La Cina si è fermata per festeggiare l’inizio del nuovo anno lunare del Bue. Quali sono le principali sfide che Pechino dovrà affrontare nel 2021? Formiche.net lo ha chiesto a Giovanni Andornino, Francesco Silvestri, Andrea Ghiselli, Simona Grano e Carlotta Clivio, membri del Comitato Editoriale di OrizzonteCina
Giovanni B. Andornino, Università di Torino
Nell’immediato la Cina si trova particolarmente esposta sul versante della competizione globale per la vaccinazione contro l’infezione da Covid-19. La questione presenta tre aspetti delicati. Il primo riguarda il superamento dell’emergenza sanitaria: a suo modo, la Cina ha contenuto l’infezione nel 2020, restando l’unica grande economia a segnare una crescita sull’anno precedente (+2,3%). Ora si tratta di raggiungere un livello di immunità che consenta il ritorno a una effettiva normalità, in particolare nella capitale, anche in vista delle Olimpiadi invernali di Pechino 2022.

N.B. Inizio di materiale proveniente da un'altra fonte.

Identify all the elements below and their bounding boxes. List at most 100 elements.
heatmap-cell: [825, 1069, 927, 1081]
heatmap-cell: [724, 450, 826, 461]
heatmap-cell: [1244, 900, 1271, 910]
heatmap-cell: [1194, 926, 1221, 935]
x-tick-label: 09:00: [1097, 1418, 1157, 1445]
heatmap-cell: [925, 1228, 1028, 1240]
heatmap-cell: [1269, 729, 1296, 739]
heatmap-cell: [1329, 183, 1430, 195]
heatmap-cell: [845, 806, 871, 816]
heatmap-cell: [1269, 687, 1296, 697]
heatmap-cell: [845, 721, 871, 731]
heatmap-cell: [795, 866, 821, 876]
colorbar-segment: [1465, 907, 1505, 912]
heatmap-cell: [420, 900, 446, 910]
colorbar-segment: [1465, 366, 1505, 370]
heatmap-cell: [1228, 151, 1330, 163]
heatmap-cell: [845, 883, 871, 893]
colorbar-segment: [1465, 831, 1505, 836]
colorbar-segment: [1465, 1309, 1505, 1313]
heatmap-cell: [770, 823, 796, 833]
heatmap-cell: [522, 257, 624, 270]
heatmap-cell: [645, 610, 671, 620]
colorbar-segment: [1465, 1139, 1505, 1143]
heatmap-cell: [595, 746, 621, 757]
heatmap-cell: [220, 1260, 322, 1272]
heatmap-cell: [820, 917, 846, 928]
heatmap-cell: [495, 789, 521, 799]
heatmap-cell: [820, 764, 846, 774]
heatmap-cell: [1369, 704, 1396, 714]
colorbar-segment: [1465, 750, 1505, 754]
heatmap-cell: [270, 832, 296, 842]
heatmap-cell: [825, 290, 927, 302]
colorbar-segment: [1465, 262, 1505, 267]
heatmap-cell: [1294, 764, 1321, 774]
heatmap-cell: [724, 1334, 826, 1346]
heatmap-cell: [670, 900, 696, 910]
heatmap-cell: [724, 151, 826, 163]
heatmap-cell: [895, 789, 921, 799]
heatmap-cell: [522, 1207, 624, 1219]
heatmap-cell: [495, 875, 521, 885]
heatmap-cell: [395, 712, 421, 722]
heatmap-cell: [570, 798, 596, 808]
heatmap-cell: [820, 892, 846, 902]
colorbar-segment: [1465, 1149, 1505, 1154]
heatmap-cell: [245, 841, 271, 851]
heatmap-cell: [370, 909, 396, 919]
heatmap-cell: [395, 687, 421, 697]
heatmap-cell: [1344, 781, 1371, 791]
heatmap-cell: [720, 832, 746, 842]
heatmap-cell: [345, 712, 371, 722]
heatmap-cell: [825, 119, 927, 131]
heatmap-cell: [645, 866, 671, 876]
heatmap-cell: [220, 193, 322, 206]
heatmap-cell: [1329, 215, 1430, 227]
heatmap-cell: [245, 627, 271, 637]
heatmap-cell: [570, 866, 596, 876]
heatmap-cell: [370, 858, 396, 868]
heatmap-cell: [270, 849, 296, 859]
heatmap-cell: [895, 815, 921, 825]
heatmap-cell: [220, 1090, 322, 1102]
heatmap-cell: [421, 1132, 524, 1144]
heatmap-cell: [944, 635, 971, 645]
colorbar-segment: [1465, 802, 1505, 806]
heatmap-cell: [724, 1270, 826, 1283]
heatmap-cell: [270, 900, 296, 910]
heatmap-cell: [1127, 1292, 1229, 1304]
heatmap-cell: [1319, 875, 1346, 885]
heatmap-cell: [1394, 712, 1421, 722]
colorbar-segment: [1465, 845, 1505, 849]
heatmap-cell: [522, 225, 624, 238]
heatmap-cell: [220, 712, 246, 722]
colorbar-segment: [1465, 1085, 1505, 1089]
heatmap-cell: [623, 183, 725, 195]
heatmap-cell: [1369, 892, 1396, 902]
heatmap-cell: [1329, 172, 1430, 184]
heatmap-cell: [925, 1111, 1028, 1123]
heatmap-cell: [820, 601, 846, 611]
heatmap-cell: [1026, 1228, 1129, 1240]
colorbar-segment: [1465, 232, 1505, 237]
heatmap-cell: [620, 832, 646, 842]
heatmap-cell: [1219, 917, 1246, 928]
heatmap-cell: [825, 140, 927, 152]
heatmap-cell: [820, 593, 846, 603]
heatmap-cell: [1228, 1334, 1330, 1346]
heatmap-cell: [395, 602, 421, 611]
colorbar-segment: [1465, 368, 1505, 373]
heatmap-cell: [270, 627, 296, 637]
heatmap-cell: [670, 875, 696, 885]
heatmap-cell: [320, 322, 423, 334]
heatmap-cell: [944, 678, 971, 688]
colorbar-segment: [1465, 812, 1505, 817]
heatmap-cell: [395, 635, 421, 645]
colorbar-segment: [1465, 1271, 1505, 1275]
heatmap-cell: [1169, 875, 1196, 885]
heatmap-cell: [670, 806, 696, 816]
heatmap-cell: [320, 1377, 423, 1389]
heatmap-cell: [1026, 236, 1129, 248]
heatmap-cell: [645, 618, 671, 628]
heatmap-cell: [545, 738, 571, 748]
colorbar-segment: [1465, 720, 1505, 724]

Il secondo aspetto è di carattere reputazionale. Le autorità cinesi sono consapevoli di giocare una battaglia di retroguardia: le polemiche sulla recente missione OMS a Wuhan mantengono alta l’attenzione internazionale sul tema della trasparenza riguardo alla genesi della pandemia. La diffidenza verso la condotta della Cina – alimentata da un clima di rivalità ormai dichiarata con gli Stati Uniti – è esacerbata dalla carenza di dati sui tre vaccini cinesi di Sinopharm, Sinovac Biotech e CanSino. L’attivismo diplomatico di Pechino ha prodotto un’escalation senza precedenti della cooperazione internazionale cinese in ambito sanitario, sia tra paesi in via di sviluppo, sia presso vari paesi G20. Un’efficacia dei vaccini cinesi almeno comparabile a quella delle multinazionali occidentali diviene ora imprescindibile per evitare il palesarsi di un divario in ambito medico e biotech che risulterebbe lesivo del prestigio della Cina.
Infine, vi è il rischio di un potenziale corto circuito innescato da improvvidi fenomeni di “patriottismo sanitario”. È essenziale che possa ristabilirsi quanto prima una fluida mobilità da e verso la Cina: quando si arrivasse all’attivazione di un passaporto vaccinale internazionale sarà importante che i criteri discriminanti siano di ordine strettamente scientifico, evitando l’interferenza di logiche relative a prestigio nazionale e interessi commerciali.
Francesco Silvestri, Beijing Foreign Studies University
Nei settori della scienza, tecnologia e innovazione, la Cina proseguirà il percorso intrapreso per conquistare maggiore autonomia nello sviluppo di tecnologie chiave e limitare la dipendenza dall’estero. Essendo ancora distante dagli obiettivi prefissati, Pechino cercherà di preservare l’accesso alle tecnologie straniere e ai mercati globali, oltre a investire vigorosamente nei settori tecnologici prioritari. Dovrà tuttavia ridefinire la struttura degli incentivi per l’innovazione, di frequente viziata da distorsioni e inefficienze (si veda ad esempio il settore dei semiconduttori, surriscaldato da investimenti sbrigativi e progetti industriali improvvisati).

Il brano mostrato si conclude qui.